How I AIHow I run autonomous coding agents from my phone with OpenAI Symphony + Linear
At a glance
WHAT IT’S REALLY ABOUT
Running cloud coding agents via Symphony, Linear, and mobile management workflows
- Alessio explains the shift from being an “agent prompter” to an “agent manager,” using Linear as the state machine and source of truth for long-running autonomous coding work.
- He demos a Symphony+Linear workflow that turns issues into Codex workpads, produces PRs, routes tasks through human review/rework, and can be managed from anywhere (including a phone).
- They discuss why orchestration is less the hard part than tool support and context-shaping—e.g., adding capabilities like visual testing/screenshot diffs and tracking token usage per task to diagnose friction.
- Alessio highlights maintenance pitfalls of “skills” and markdown instruction files, arguing for periodic purges and tight, minimal instructions to prevent compounding agent confusion.
- A second demo shows Codex doing business-value automation for a trading card shop: extracting PSA certificate numbers, hunting underpriced high-end cards on eBay in controlled batches, and envisioning real-time trade-show pricing assistance.
IDEAS WORTH REMEMBERING
5 ideasTreat yourself as an agent manager, not a prompt typist.

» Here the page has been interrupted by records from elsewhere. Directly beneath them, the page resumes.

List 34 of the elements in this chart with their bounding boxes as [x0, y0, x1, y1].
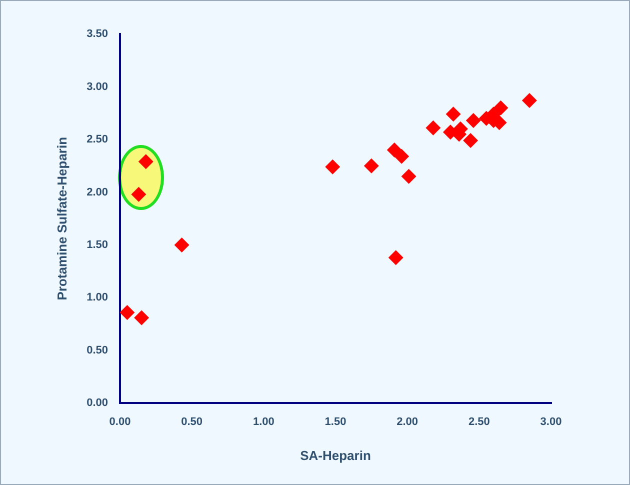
y-tick-label: 0.50 — [86, 344, 108, 356]
point — [426, 120, 441, 136]
point — [394, 148, 410, 164]
y-tick-label: 0.00 — [86, 397, 108, 410]
point — [134, 310, 150, 326]
x-tick-label: 3.00 — [540, 416, 562, 428]
point — [388, 250, 404, 266]
point — [174, 237, 190, 252]
point — [522, 92, 537, 108]
point — [386, 142, 402, 158]
y-tick-label: 1.00 — [86, 292, 108, 304]
y-tick-label: 2.00 — [86, 186, 108, 198]
point — [364, 158, 379, 174]
x-tick-label: 1.00 — [252, 416, 274, 428]
point — [466, 113, 481, 128]
point — [120, 304, 135, 320]
y-axis-title: Protamine Sulfate-Heparin — [54, 136, 70, 300]
point — [446, 106, 461, 122]
point — [463, 133, 478, 148]
y-tick-label: 3.00 — [86, 80, 108, 93]
x-axis-title: SA-Heparin — [300, 448, 371, 463]
y-tick-label: 2.50 — [86, 134, 108, 146]
point — [325, 159, 340, 174]
x-tick-label: 0.00 — [109, 416, 131, 428]
point — [401, 168, 416, 184]
point — [131, 186, 146, 202]
point — [138, 154, 154, 170]
point — [493, 100, 508, 116]
x-tick-label: 2.00 — [396, 416, 418, 428]
x-tick-label: 0.50 — [181, 416, 203, 428]
y-tick-label: 3.50 — [86, 28, 108, 40]
x-tick-label: 2.50 — [468, 416, 490, 428]
x-tick-label: 1.50 — [324, 416, 346, 428]
y-tick-label: 1.50 — [86, 239, 108, 252]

Alessio’s core change is moving from direct back-and-forth prompting to managing a queue of issues and interventions, letting the agent execute plans and only stepping in at review/rework points.

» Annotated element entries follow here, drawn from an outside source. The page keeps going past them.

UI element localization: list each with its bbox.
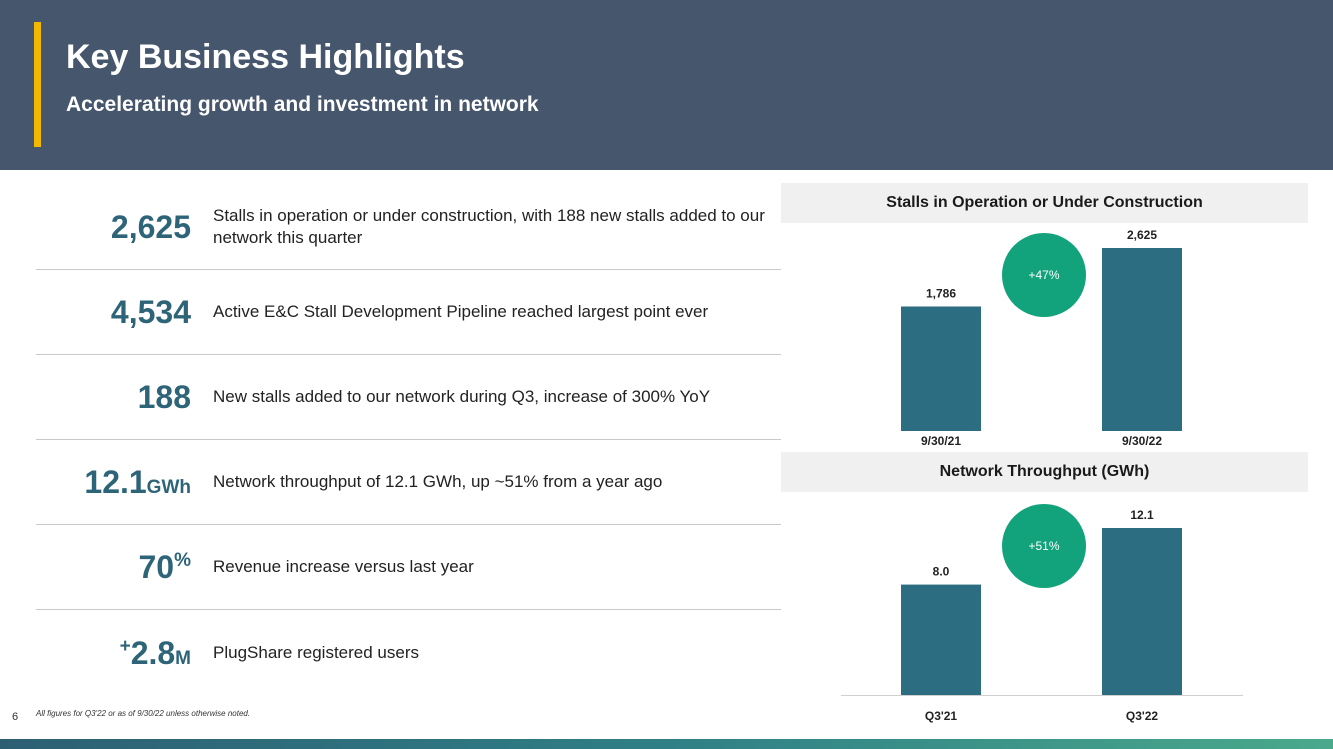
accent-bar [34,22,41,147]
page-number: 6 [12,711,19,723]
kpi-prefix: + [119,635,131,657]
data-label-1: 12.1 [1130,508,1154,522]
bar-1 [1102,248,1182,431]
bar-1 [1102,528,1182,695]
kpi-description: PlugShare registered users [213,642,420,662]
kpi-description: New stalls added to our network during Q… [213,387,711,406]
kpi-description: Network throughput of 12.1 GWh, up ~51% … [213,472,663,491]
footnote: All figures for Q3'22 or as of 9/30/22 u… [36,709,251,718]
chart-stalls-svg: 1,786 9/30/21 2,625 9/30/22 +47% [901,228,1182,448]
kpi-description: Revenue increase versus last year [213,557,474,576]
chart-throughput-svg: 8.0 Q3'21 12.1 Q3'22 +51% [841,504,1243,723]
data-label-0: 8.0 [933,565,950,579]
kpi-value: 2,625 [110,209,191,245]
bottom-gradient-bar [0,739,1333,749]
category-label-1: Q3'22 [1126,709,1159,723]
growth-badge-label: +47% [1028,268,1059,282]
kpi-value: 70% [138,549,192,585]
growth-badge [1002,504,1086,588]
kpi-row-plugshare: +2.8M PlugShare registered users [36,610,781,695]
kpi-value: 12.1GWh [84,464,191,500]
data-label-1: 2,625 [1127,228,1157,242]
kpi-row-new-stalls: 188 New stalls added to our network duri… [36,355,781,440]
chart-title: Network Throughput (GWh) [781,452,1308,492]
kpi-value: 188 [137,379,191,415]
kpi-value: 4,534 [110,294,191,330]
kpi-row-stalls: 2,625 Stalls in operation or under const… [36,185,781,270]
page-subtitle: Accelerating growth and investment in ne… [66,93,539,116]
kpi-unit: M [175,647,191,669]
category-label-1: 9/30/22 [1122,434,1162,448]
kpi-row-revenue: 70% Revenue increase versus last year [36,525,781,610]
kpi-unit: % [174,550,191,571]
chart-throughput: Network Throughput (GWh) 8.0 Q3'21 12.1 Q3'… [781,452,1308,732]
chart-stalls: Stalls in Operation or Under Constructio… [781,183,1308,453]
category-label-0: 9/30/21 [921,434,961,448]
kpi-value: +2.8M [119,634,191,671]
bar-0 [901,306,981,431]
kpi-row-pipeline: 4,534 Active E&C Stall Development Pipel… [36,270,781,355]
growth-badge [1002,233,1086,317]
chart-title: Stalls in Operation or Under Constructio… [781,183,1308,223]
kpi-description: Stalls in operation or under constructio… [213,206,765,247]
kpi-description: Active E&C Stall Development Pipeline re… [213,302,709,321]
bar-0 [901,584,981,695]
kpi-row-throughput: 12.1GWh Network throughput of 12.1 GWh, … [36,440,781,525]
kpi-unit: GWh [146,477,191,498]
header-banner: Key Business Highlights Accelerating gro… [0,0,1333,170]
category-label-0: Q3'21 [925,709,958,723]
data-label-0: 1,786 [926,286,956,300]
page-title: Key Business Highlights [66,38,465,76]
growth-badge-label: +51% [1028,539,1059,553]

Use Linear (or an equivalent) as the source-of-truth state machine.
By encoding status transitions (To Do → In Progress → Human Review → Rework → Done) in Linear, you get a durable workflow that’s easy to operate on desktop or mobile and keeps work organized across many runs.
Cloud-hosted runtimes make autonomous work actually usable day-to-day.

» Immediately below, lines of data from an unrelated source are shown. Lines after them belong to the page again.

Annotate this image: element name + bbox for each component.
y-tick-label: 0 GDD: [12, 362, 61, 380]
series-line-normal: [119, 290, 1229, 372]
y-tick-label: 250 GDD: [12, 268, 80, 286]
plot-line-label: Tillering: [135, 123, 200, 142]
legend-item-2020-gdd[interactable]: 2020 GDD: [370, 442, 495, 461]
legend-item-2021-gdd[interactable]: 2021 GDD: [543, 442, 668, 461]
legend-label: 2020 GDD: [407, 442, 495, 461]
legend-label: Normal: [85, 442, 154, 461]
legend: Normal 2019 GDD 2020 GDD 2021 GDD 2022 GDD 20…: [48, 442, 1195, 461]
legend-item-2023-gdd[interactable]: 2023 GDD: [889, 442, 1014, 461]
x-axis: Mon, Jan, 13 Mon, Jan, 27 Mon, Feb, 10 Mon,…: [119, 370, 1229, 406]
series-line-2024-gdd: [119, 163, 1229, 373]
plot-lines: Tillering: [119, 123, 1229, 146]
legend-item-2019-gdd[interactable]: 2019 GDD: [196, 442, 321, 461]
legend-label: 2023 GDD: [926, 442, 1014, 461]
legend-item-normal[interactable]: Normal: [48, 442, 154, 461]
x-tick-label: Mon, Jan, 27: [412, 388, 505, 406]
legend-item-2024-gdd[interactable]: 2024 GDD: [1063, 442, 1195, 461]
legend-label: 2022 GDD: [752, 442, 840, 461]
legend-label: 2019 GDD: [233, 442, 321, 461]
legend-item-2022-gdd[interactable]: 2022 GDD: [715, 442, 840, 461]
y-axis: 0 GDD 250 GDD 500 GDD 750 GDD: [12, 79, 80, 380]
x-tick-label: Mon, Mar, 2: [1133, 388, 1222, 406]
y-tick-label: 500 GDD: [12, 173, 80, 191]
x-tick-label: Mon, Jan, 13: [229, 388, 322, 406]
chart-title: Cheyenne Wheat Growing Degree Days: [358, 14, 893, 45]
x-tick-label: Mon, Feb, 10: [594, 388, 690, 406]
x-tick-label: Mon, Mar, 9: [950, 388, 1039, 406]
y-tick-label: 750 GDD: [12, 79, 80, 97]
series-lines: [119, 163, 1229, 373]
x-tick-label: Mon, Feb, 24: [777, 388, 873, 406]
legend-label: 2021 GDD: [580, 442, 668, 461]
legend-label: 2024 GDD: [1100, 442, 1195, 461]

Moving agents off local machines to a VPS enables persistent execution and multi-channel control (phone, web, shell), removing the friction of babysitting hardware and sessions.
The real value is task history + context shaping, not “new capability.”
Symphony doesn’t magically add intelligence beyond the coding agent; it structures context (spec, plan, acceptance criteria, rework checklist, PR discussion) so you can understand failures and iterate systematically.
Track token spend per task to estimate cost and uncover bottlenecks.
A token ledger lets you see which tasks explode in cost (e.g., deployability refactors) and guides improvements in specs, checks, and tooling to reduce wasted cycles.
WORDS WORTH SAVING
5 quotesWhat really clicked for me was, like, starting to move away from being a agent prompter to kinda be a agent manager.
— Alessio Fanelli
If you expect something... You should start to have, at some point, some idea of, like, how many tokens you think this will take. You know, is this like a 10 million token task? Is this like 100 million token task? And if the reality is very far away from your expectations, there's probably something in the tooling layer that you can do to improve.
— Alessio Fanelli
Everything is like, how do you shape the context, you know? Like Symphony is just a way to shape the context. It's not, it's not giving you any new capability that you wouldn't have by using the coding agents directly. It's just helping you wield it.
— Alessio Fanelli
This is my favorite positive outcome of AI, which is small business creation. Just the ability to, like, intersect the human world in a way that has been historically very inefficient has been a quality of life improvement for me.
— Claire Vo
You can actually use AI to save clock time for real people by doing these things autonomously.
— Alessio Fanelli
High quality AI-generated summary created from speaker-labeled transcript.